"Off-rope," boiled up from the pit at her back. An echo accompanied it, hinting at cavernous spaces and irregular walls.
"I know," Anna said irritably. "Me next, you last." Having gone meticulously through the drill: clipped in safety, called "on-rope" to clear the fall zone, threaded the rack and replaced the JUMAR safety on a harness 'biner, she eased over the edge of the falls. The terrain revealed by her lamp provided footing as she gently touched the cliff face on the descent. Then the cliff undercut, and her feet dangled free. She held herself from the wall with her left arm, the right paying out rope from below the rock. In an instant the wall was a memory. She hung suspended in the middle of nowhere, of nothing.

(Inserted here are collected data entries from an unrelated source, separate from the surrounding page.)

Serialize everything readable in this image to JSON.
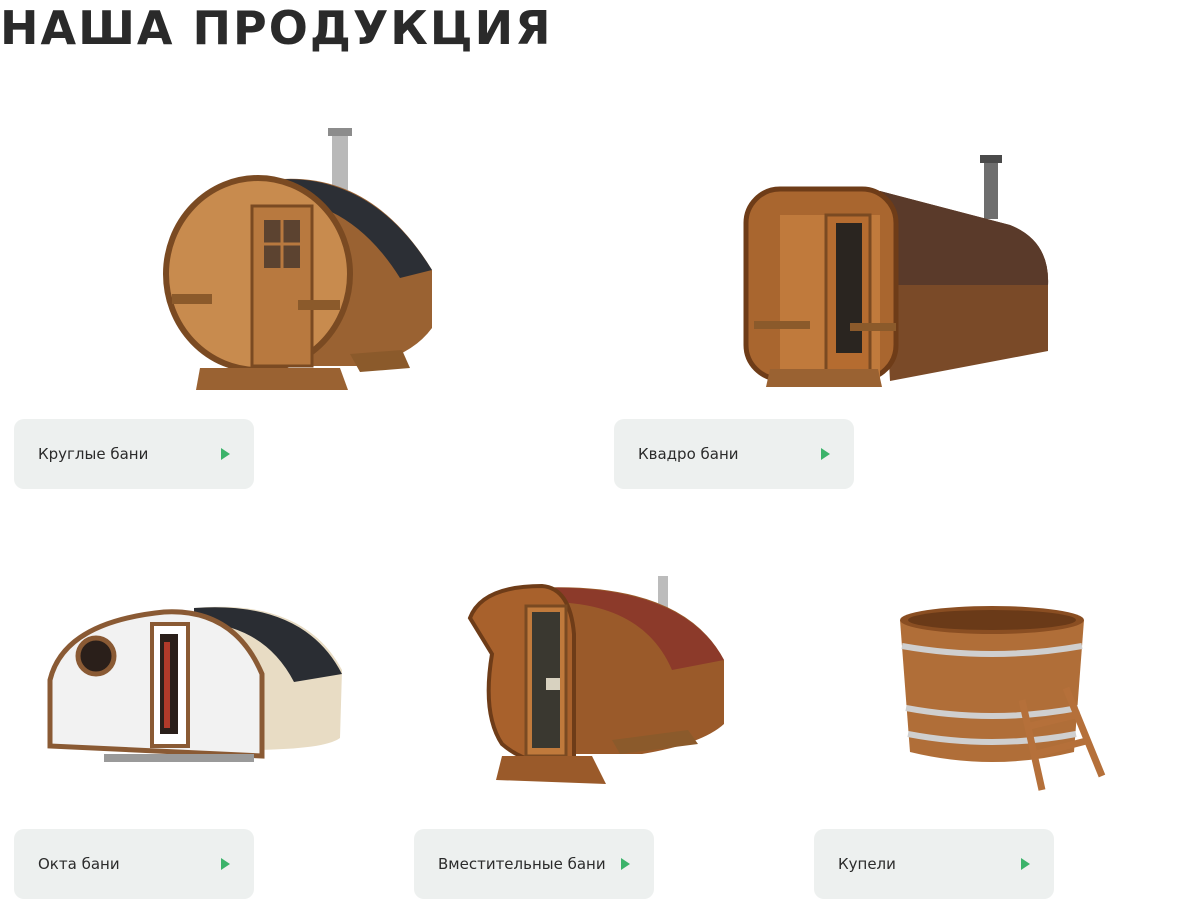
{
  "page": {
    "title": "НАША ПРОДУКЦИЯ"
  },
  "colors": {
    "accent": "#3bb36a",
    "card_bg": "#edf0ef"
  },
  "products": [
    {
      "label": "Круглые бани",
      "icon": "arrow-right-icon"
    },
    {
      "label": "Квадро бани",
      "icon": "arrow-right-icon"
    },
    {
      "label": "Окта бани",
      "icon": "arrow-right-icon"
    },
    {
      "label": "Вместительные бани",
      "icon": "arrow-right-icon"
    },
    {
      "label": "Купели",
      "icon": "arrow-right-icon"
    }
  ]
}
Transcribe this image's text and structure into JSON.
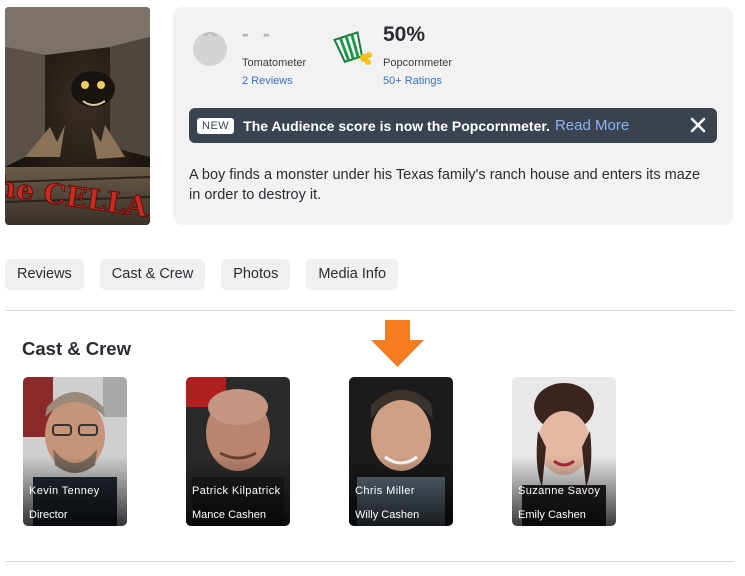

She paid out twenty or more feet of line, then stopped. Perhaps she swung gently, held safe by a few links of metal and nylon, seventy feet above a floor she couldn't see-probably would never see but in the niggardly scraps afforded by a headlamp. With no up and no down, no walls, no horizon, all sense of motion was lost. Her light pried into darkness but reached no destination. All that existed was the bright yellow-and-blue weave of the line that held her, and the rough russet of her battered leather gloves. An ideal rappel for an acrophobe. Without any shred of visual evidence, the mind refused to grasp the situation fully.